Velocity limits won't prevent fake orders from being placed, but they prevent you from shipping 200 fake orders before you notice the pattern. That's the difference between losing one shipment and losing a month's margin.

Build a Daily Fraud Check Into Your Workflow

Bot attacks come in waves. You might see nothing for weeks, then get hit with 300 fake orders on a Friday night when nobody's watching. A 5-minute daily check catches attacks before they drain your inventory:

  1. Sort yesterday's COD orders by creation time. Look for clusters of orders placed within seconds of each other.
  2. Scan phone numbers for sequential patterns or repeated carrier prefixes.
  3. Check the ratio of COD orders to total orders.
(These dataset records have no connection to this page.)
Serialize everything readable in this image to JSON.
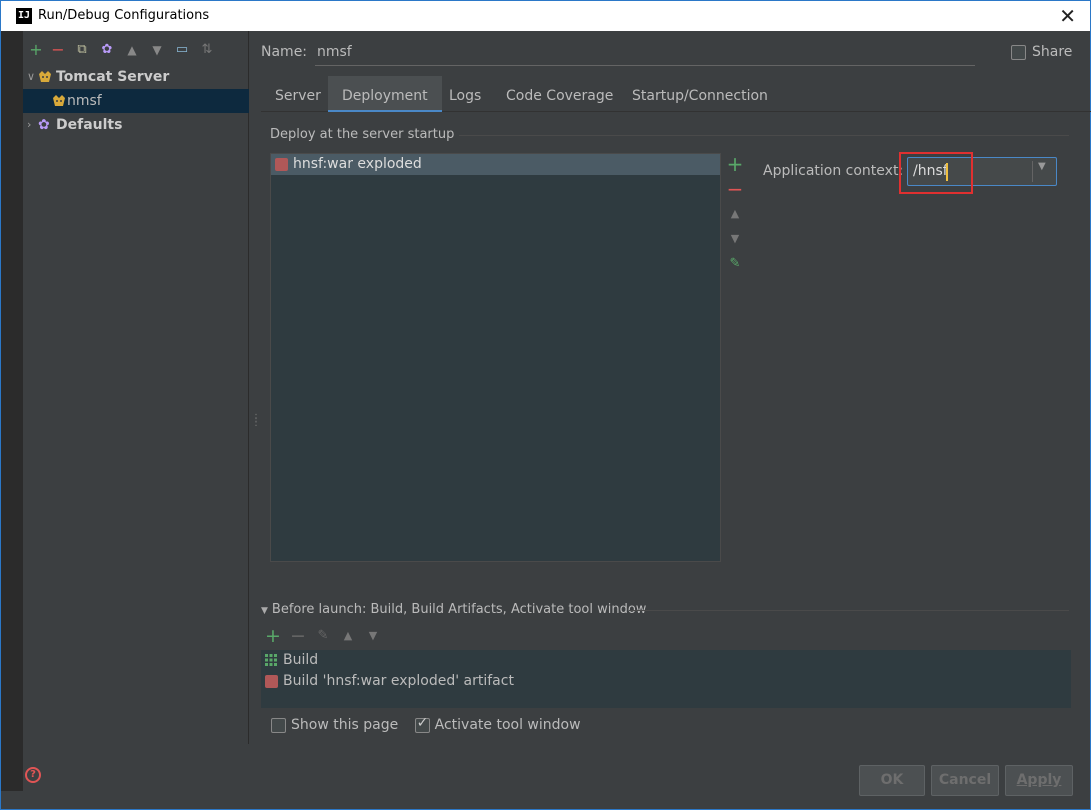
{
  "window": {
    "title": "Run/Debug Configurations",
    "app_icon": "IJ",
    "close_icon": "✕"
  },
  "left_toolbar": {
    "icons": [
      {
        "name": "add-icon",
        "glyph": "+",
        "color": "#59a869"
      },
      {
        "name": "remove-icon",
        "glyph": "−",
        "color": "#e05555"
      },
      {
        "name": "copy-icon",
        "glyph": "⧉",
        "color": "#c0c0a0"
      },
      {
        "name": "settings-icon",
        "glyph": "✿",
        "color": "#b99bf8"
      },
      {
        "name": "move-up-icon",
        "glyph": "🡑",
        "color": "#888888"
      },
      {
        "name": "move-down-icon",
        "glyph": "🡓",
        "color": "#888888"
      },
      {
        "name": "folder-icon",
        "glyph": "▭",
        "color": "#8ab8d6"
      },
      {
        "name": "sort-icon",
        "glyph": "⇅",
        "color": "#888888"
      }
    ]
  },
  "tree": {
    "items": [
      {
        "label": "Tomcat Server",
        "icon": "tomcat-icon"
      },
      {
        "label": "nmsf",
        "icon": "tomcat-icon"
      },
      {
        "label": "Defaults",
        "icon": "gear-icon"
      }
    ]
  },
  "form": {
    "name_label": "Name:",
    "name_value": "nmsf",
    "share_label": "Share"
  },
  "tabs": [
    "Server",
    "Deployment",
    "Logs",
    "Code Coverage",
    "Startup/Connection"
  ],
  "deployment": {
    "section_label": "Deploy at the server startup",
    "items": [
      "hnsf:war exploded"
    ],
    "context_label": "Application context:",
    "context_value": "/hnsf"
  },
  "before_launch": {
    "label": "Before launch: Build, Build Artifacts, Activate tool window",
    "items": [
      "Build",
      "Build 'hnsf:war exploded' artifact"
    ],
    "show_page_label": "Show this page",
    "activate_label": "Activate tool window"
  },
  "buttons": {
    "ok": "OK",
    "cancel": "Cancel",
    "apply": "Apply",
    "help": "?"
  },
  "colors": {
    "accent": "#4a88c7",
    "highlight": "#e03030",
    "add": "#59a869",
    "remove": "#e05555"
  }
}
If COD suddenly jumped from 60% to 90% of orders, investigate.
  4. Review any orders flagged by your velocity limits or behavioral checks.

Export your COD orders to a spreadsheet daily — even a Google Sheet works. Sorting and filtering 50-100 orders takes minutes, and it's the fastest way to spot a bot attack before you've packed and shipped the evidence.

Bot-driven COD fraud isn't going away. Agentic AI traffic rose 450% in 2025, and the tools to generate synthetic identities are getting cheaper. The stores that survive this shift are the ones that stop relying on blocklists alone and start verifying that a real person exists behind every COD order. Start with OTP verification on your order form — it's the single highest-impact change you can make today.